Of course that paranoia is probably of a different flavor now than 20 years ago. China's economic success and continued upward trajectory has to help some leaders sleep easier at night.

As for the Illuminati: Please don't go there. It never helps.


Oh, I didn't mean to go all conspiracy theorist on you. The previous comment just sounded a lot like it.

I think China will be okay, as long as their economy doesn't collapse under its own weight.


I can't think of an instance of an economy "collapsing under its own weight." China might run into issues with currency manipulation, but aside from that they will be most stable so long as they keep growing at a fast clip. The problems will start to appear when growth slows or stalls, and people no longer see their lives or children's lives getting better (e.g. the Arab Spring)


There's the signs of an early housing crisis (i.e lots of apartments being built, but nobody's buying). Entires cities stands empty, without occupation. That seems a bit like an economy that's heaving trouble maintaining itself.


Ah so you're saying the government pumping up economic growth artificially won't be able to continue indefinitely. I'd agree: organic economic growth can't cause economic collapse (unless there are serious infrastructure issues) but artificial growth certainly can.


The pace at which the Orwellian behaviours are coming to life is quite astounding.


MooresWellian Law


- it could fall in the hands of Mitch Mcconnell, John Bohner, and ...James Baker!


Reading the case I am trying to understand why he needs them? The prosecutor is attempting, with the help of the FBI, to put these guys in the area of the robbery with cell phone records.

They don't have his records, hence they must be operating only on the testimony of the person they have already jailed which should be suspect regardless.

So why should the prosecution get a free pass, if they are using cell phone records to prosecute the the other men but don't have any to tie Brown to the area they should be able to just assume his guilt.
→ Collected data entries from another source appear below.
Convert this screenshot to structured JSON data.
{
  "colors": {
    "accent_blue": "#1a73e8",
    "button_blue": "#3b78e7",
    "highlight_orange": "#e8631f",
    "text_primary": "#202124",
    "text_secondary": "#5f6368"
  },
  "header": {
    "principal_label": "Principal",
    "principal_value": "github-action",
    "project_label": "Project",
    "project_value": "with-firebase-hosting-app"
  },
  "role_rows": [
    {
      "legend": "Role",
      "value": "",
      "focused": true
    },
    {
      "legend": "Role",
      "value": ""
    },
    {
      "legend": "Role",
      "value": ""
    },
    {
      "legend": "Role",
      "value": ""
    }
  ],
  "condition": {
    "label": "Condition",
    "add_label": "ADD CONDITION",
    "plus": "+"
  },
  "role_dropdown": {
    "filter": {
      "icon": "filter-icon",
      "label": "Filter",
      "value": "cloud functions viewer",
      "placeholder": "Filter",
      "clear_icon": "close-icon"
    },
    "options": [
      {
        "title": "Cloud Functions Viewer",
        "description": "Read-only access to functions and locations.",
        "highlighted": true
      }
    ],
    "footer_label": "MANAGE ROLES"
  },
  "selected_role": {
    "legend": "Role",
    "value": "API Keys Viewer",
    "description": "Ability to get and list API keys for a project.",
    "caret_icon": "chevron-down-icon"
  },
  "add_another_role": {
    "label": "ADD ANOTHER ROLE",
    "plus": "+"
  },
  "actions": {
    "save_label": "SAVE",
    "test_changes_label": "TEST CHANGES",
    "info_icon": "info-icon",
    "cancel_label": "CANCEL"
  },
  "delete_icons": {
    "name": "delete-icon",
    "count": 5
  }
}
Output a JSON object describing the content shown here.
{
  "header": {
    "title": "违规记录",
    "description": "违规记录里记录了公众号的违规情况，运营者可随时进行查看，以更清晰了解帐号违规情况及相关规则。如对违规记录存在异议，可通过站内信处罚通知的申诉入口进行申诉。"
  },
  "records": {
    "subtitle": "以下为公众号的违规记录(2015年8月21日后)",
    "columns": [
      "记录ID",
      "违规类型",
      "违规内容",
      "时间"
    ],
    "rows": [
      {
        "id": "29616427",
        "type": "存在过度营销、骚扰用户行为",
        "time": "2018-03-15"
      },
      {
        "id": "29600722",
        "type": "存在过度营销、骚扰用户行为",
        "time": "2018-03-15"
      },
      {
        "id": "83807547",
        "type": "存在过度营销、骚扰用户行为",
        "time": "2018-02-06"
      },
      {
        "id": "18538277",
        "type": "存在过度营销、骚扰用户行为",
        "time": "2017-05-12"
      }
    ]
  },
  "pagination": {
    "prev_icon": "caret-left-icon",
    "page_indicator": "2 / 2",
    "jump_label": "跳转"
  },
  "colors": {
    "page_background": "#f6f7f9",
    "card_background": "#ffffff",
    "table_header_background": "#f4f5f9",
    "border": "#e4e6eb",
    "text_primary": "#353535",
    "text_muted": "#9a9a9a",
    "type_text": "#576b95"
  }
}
Its not like Brown lost the records. Apparently he is being prosecuted for not having a phone they could trace.


>So why should the prosecution get a free pass, if they are using cell phone records to prosecute the the other men but don't have any to tie Brown to the area they should be able to just assume his guilt.

Welcome to America where you are not allowed on a jury if you even hint that police officers are human and therefore capable of error or dishonesty.


That's not completely true. I was on a jury once, about two years ago, and during the voir dire I admitted to having been arrested before, but pointed out that the charges were later dropped. Now, if you get arrested, but they drop the charges when you go to court, that implies that somebody in the system - possibly a cop - made a mistake. But the prosecutor didn't bounce me, and I wound up jury foreman.

That was actually a really interesting experience. I've been meaning to write it up, but haven't taken the time to do it yet. I wish I'd done it sooner when the details were more fresh in my mind, but I think I still should at some point.


I think a lot people who are for surveillance assume those records may help them one day. Yea they have nothing to hide, but they have nothing to protect them in return.


And no way to protect themselves against tampered surveillance data.


There's no need to alter the data, they can just leverage something small against you, to go after someone else in your social circle. And so on, and so forth.


Auto McCarthyism.


But nothing is known about how long the NSA keeps records. So couldn't the NSA just shrug off the request saying that they don't have the record and not reveal any more details on their retention policy under the pretext that revealing anything more is a national security risk?


>But nothing is known about how long the NSA keeps records.

They've admitted to at least five years.

See 1:58:45 [1] when Feinstein confirms with Alexander.

[1] http://www.c-spanvideo.org/program/CybersecurityThreats


More precisely, at 2:00:35, "...and are deleted after a period of five years."


If the prosecutor is smart, they'll simply file a FOIA request and when the NSA replies that it doesn't have the requested records, they'll simply enter the NSA's response into evidence.